I should have known you were an alien because after you moved in with me, you would sing. Not every night, but some nights. You would sing in your sleep. I don’t think you knew you were doing it. You never followed me when I got out of bed, when I walked up the stairs, and when I went into the attic and found an alien waiting for me.
She’s inherited the duty of disposing of the aliens who come to her grandparents’ attic to die. Whether they’ve misjudged their jump or chosen the attic as a special place is unknown. All they leave behind is the idea of mauve and a whisper of memory…not unlike the memories she’ll carry of her mystery man, forever. Her mother did always tell her that a tattoo is a permanent reminder of a temporary feeling…

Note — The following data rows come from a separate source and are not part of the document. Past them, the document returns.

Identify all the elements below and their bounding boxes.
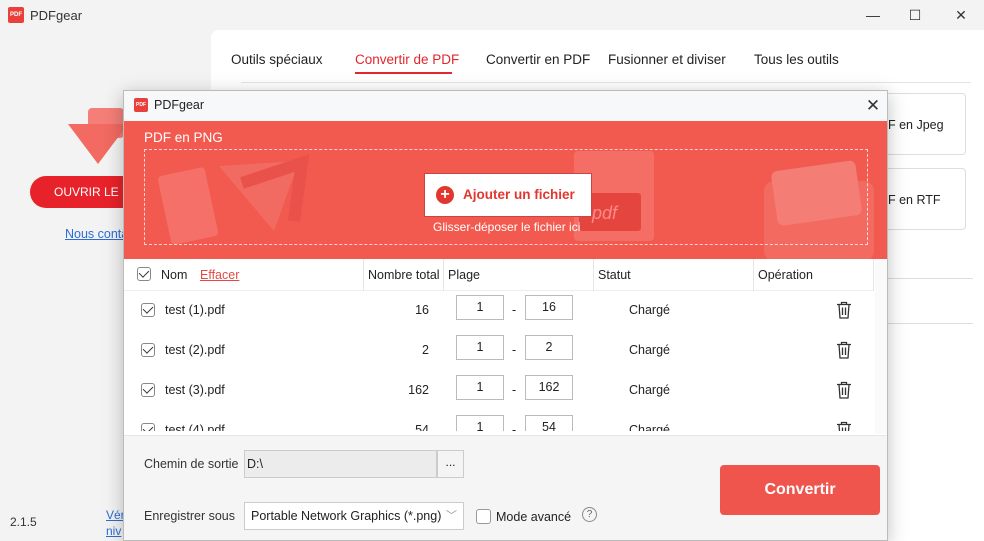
file-status: Chargé (629, 343, 670, 357)
tabs-divider (241, 82, 971, 83)
pdfgear-logo-icon: PDF (8, 7, 24, 23)
output-path-field[interactable]: D:\ (244, 450, 437, 478)
file-total-pages: 16 (415, 303, 429, 317)
column-operation: Opération (758, 268, 813, 282)
column-status: Statut (598, 268, 631, 282)
column-separator (753, 259, 754, 291)
range-to-input[interactable]: 16 (525, 295, 573, 320)
convert-button[interactable]: Convertir (720, 465, 880, 515)
divider (888, 323, 973, 324)
column-total: Nombre total (368, 268, 440, 282)
range-from-input[interactable]: 1 (456, 335, 504, 360)
row-checkbox[interactable] (141, 383, 155, 397)
output-path-label: Chemin de sortie (144, 457, 239, 471)
range-separator: - (512, 383, 517, 397)
tab-fusionner-diviser[interactable]: Fusionner et diviser (608, 52, 726, 67)
title-bar: PDF PDFgear — ☐ ✕ (0, 0, 984, 30)
active-tab-indicator (355, 72, 452, 74)
plus-circle-icon: + (436, 186, 454, 204)
file-name: test (3).pdf (165, 383, 225, 397)
range-to-input[interactable]: 54 (525, 415, 573, 431)
table-row: test (3).pdf 162 1 - 162 Chargé (124, 371, 887, 411)
range-from-input[interactable]: 1 (456, 295, 504, 320)
select-all-checkbox[interactable] (137, 267, 151, 281)
chevron-down-icon: ﹀ (446, 510, 457, 522)
format-select[interactable]: Portable Network Graphics (*.png) ﹀ (244, 502, 464, 530)
dialog-close-button[interactable]: ✕ (859, 93, 887, 119)
banner-title: PDF en PNG (144, 130, 223, 145)
trash-icon[interactable] (836, 381, 852, 399)
format-select-value: Portable Network Graphics (*.png) (251, 509, 442, 523)
trash-icon[interactable] (836, 421, 852, 431)
drop-banner: pdf PDF en PNG + Ajouter un fichier Glis… (124, 121, 887, 259)
advanced-mode-checkbox[interactable] (476, 509, 491, 524)
table-row: test (4).pdf 54 1 - 54 Chargé (124, 411, 887, 431)
dialog-footer: Chemin de sortie D:\ ... Enregistrer sou… (124, 435, 887, 540)
file-status: Chargé (629, 383, 670, 397)
range-to-input[interactable]: 162 (525, 375, 573, 400)
tool-card-pdf-rtf[interactable]: F en RTF (880, 168, 966, 230)
column-separator (443, 259, 444, 291)
pdfgear-logo-icon: PDF (134, 98, 148, 112)
range-separator: - (512, 343, 517, 357)
trash-icon[interactable] (836, 341, 852, 359)
dialog-title-bar: PDF PDFgear ✕ (124, 91, 887, 121)
version-label: 2.1.5 (10, 515, 37, 529)
file-total-pages: 162 (408, 383, 429, 397)
advanced-mode-label: Mode avancé (496, 510, 572, 524)
row-checkbox[interactable] (141, 343, 155, 357)
drop-hint: Glisser-déposer le fichier ici (433, 220, 581, 234)
row-checkbox[interactable] (141, 303, 155, 317)
column-name: Nom (161, 268, 188, 282)
dialog-title: PDFgear (154, 98, 205, 112)
file-status: Chargé (629, 423, 670, 431)
tab-tous-les-outils[interactable]: Tous les outils (754, 52, 839, 67)
range-separator: - (512, 423, 517, 431)
tab-convertir-en-pdf[interactable]: Convertir en PDF (486, 52, 590, 67)
minimize-button[interactable]: — (850, 0, 896, 30)
convert-dialog: PDF PDFgear ✕ pdf PDF en PNG + Ajouter u… (123, 90, 888, 541)
column-separator (873, 259, 874, 291)
range-from-input[interactable]: 1 (456, 415, 504, 431)
add-file-button[interactable]: + Ajouter un fichier (424, 173, 592, 217)
column-range: Plage (448, 268, 480, 282)
file-table-header: Nom Effacer Nombre total Plage Statut Op… (124, 259, 874, 291)
file-name: test (1).pdf (165, 303, 225, 317)
trash-icon[interactable] (836, 301, 852, 319)
app-title: PDFgear (30, 8, 83, 23)
browse-button[interactable]: ... (437, 450, 464, 478)
tab-outils-speciaux[interactable]: Outils spéciaux (231, 52, 323, 67)
range-from-input[interactable]: 1 (456, 375, 504, 400)
range-separator: - (512, 303, 517, 317)
close-button[interactable]: ✕ (938, 0, 984, 30)
file-table-body: test (1).pdf 16 1 - 16 Chargé test (2).p… (124, 291, 887, 431)
table-row: test (2).pdf 2 1 - 2 Chargé (124, 331, 887, 371)
file-total-pages: 2 (422, 343, 429, 357)
help-icon[interactable]: ? (582, 507, 597, 522)
save-as-label: Enregistrer sous (144, 509, 236, 523)
table-scrollbar[interactable] (875, 259, 887, 434)
range-to-input[interactable]: 2 (525, 335, 573, 360)
clear-link[interactable]: Effacer (200, 268, 239, 282)
tab-convertir-de-pdf[interactable]: Convertir de PDF (355, 52, 459, 67)
column-separator (363, 259, 364, 291)
contact-link[interactable]: Nous conta (65, 227, 128, 241)
divider (888, 278, 973, 279)
add-file-label: Ajouter un fichier (463, 187, 575, 202)
tool-card-pdf-jpeg[interactable]: F en Jpeg (880, 93, 966, 155)
file-name: test (2).pdf (165, 343, 225, 357)
column-separator (593, 259, 594, 291)
file-status: Chargé (629, 303, 670, 317)
file-total-pages: 54 (415, 423, 429, 431)
maximize-button[interactable]: ☐ (892, 0, 938, 30)
row-checkbox[interactable] (141, 423, 155, 431)
table-row: test (1).pdf 16 1 - 16 Chargé (124, 291, 887, 331)
file-name: test (4).pdf (165, 423, 225, 431)
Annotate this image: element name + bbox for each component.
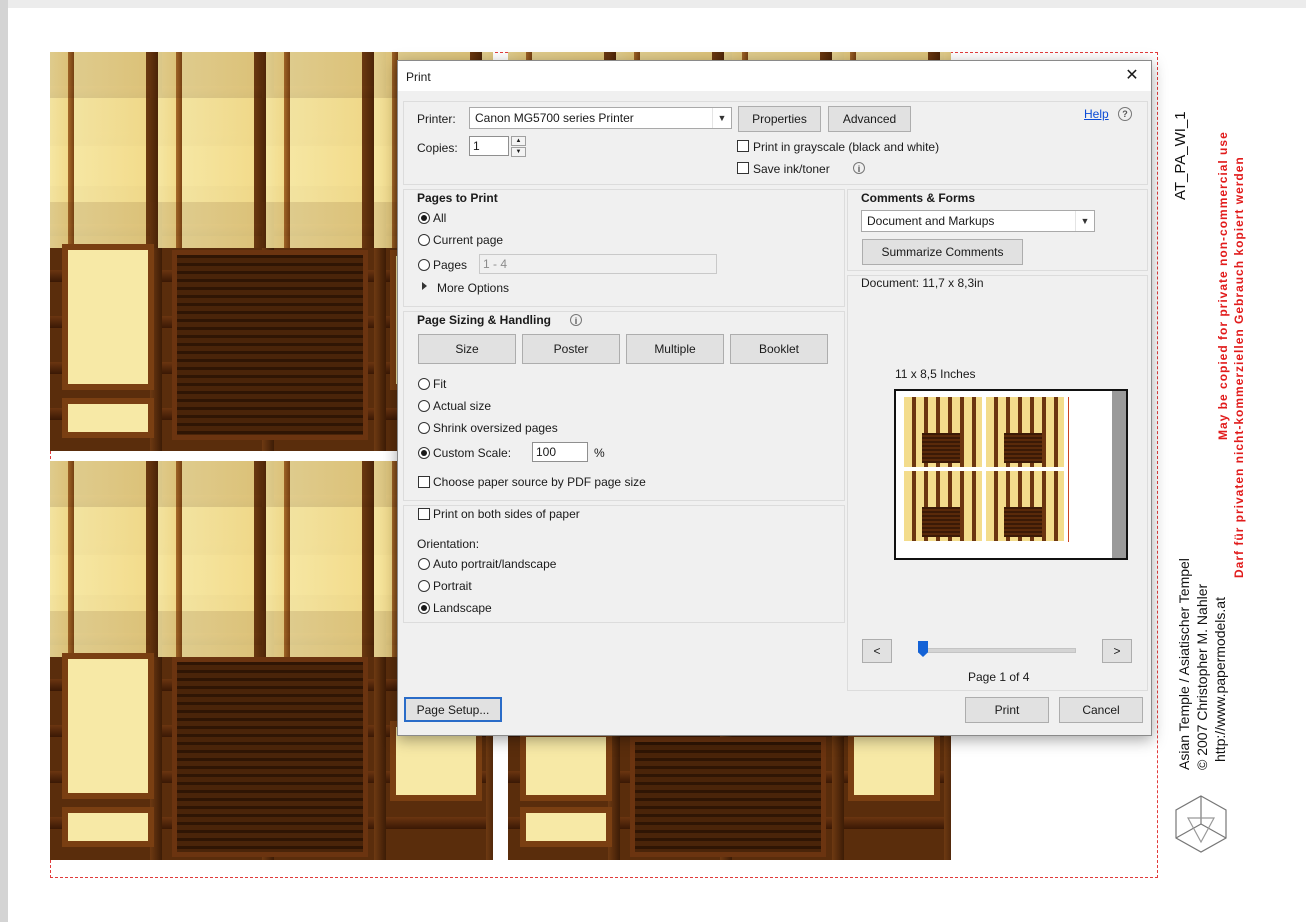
close-icon[interactable]: ✕ [1121, 65, 1143, 87]
copies-input[interactable]: 1 [469, 136, 509, 156]
credit-line-1: Asian Temple / Asiatischer Tempel [1176, 558, 1192, 770]
paper-size-label: 11 x 8,5 Inches [895, 367, 976, 381]
page-sizing-info-icon[interactable]: i [570, 314, 582, 326]
more-options-toggle[interactable]: More Options [437, 281, 509, 295]
radio-fit-label: Fit [433, 377, 447, 391]
document-size-label: Document: 11,7 x 8,3in [861, 276, 984, 290]
print-button[interactable]: Print [965, 697, 1049, 723]
notice-german: Darf für privaten nicht-kommerziellen Ge… [1232, 156, 1246, 578]
printer-select[interactable]: Canon MG5700 series Printer ▼ [469, 107, 732, 129]
pages-range-input[interactable]: 1 - 4 [479, 254, 717, 274]
preview-margin-strip [1068, 397, 1109, 542]
radio-custom-scale-label: Custom Scale: [433, 446, 512, 460]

Bell explores the scars and imprints we leave on ourselves and others, the light pressure of one life on another. Consider the alien in your attic or the tattooed lover in your bed…who can say which is more real? Find authentic love (or not) in this meditation on the ripples in time and space.
Read it HERE
A Review of A Veil of Leaves, by M.K. Hutchines at Crossed Genres
Bile burned up my throat. I must have heard wrong. After all, the skypeople gave us lights and hotplates. “You’re saying you took away our ravencattle, then came back a hundred years later hoping for a treat?”
Grandma never lets us forget about the people who died when they fenced out the ravencattle. Her brothers, her niece, her mother.
He glared. “It doesn’t take a hundred years for us, not with how fast we move. You were the most promising planet, you know. We restricted fuel on the last two worlds, and they only reinvented stir-fry and kabobs. We’d hoped for something spectacular down here. I can’t believe we got bugs. Poisonous bugs.”
Necessity is the mother of invention…or, at least, the skypeople were hoping so. These spoiled space inhabitants interfere here and there in colonized worlds…just to see if a new delicacy will emerge from the struggling culture. Disappointed with a grub and leaf concoction, trouble comes down on the best chef’s wedding day. It’ll take all of her kitchen wizardry to rise from the ashes with a new form of sustenance.
Hutchins serves up humor and whimsy in this readable treat. The skypeople might be absolute creeps for their culinary exploits…but they aren’t wrong in recognizing human ingenuity knows no bounds (especially where food is concerned). Cheers!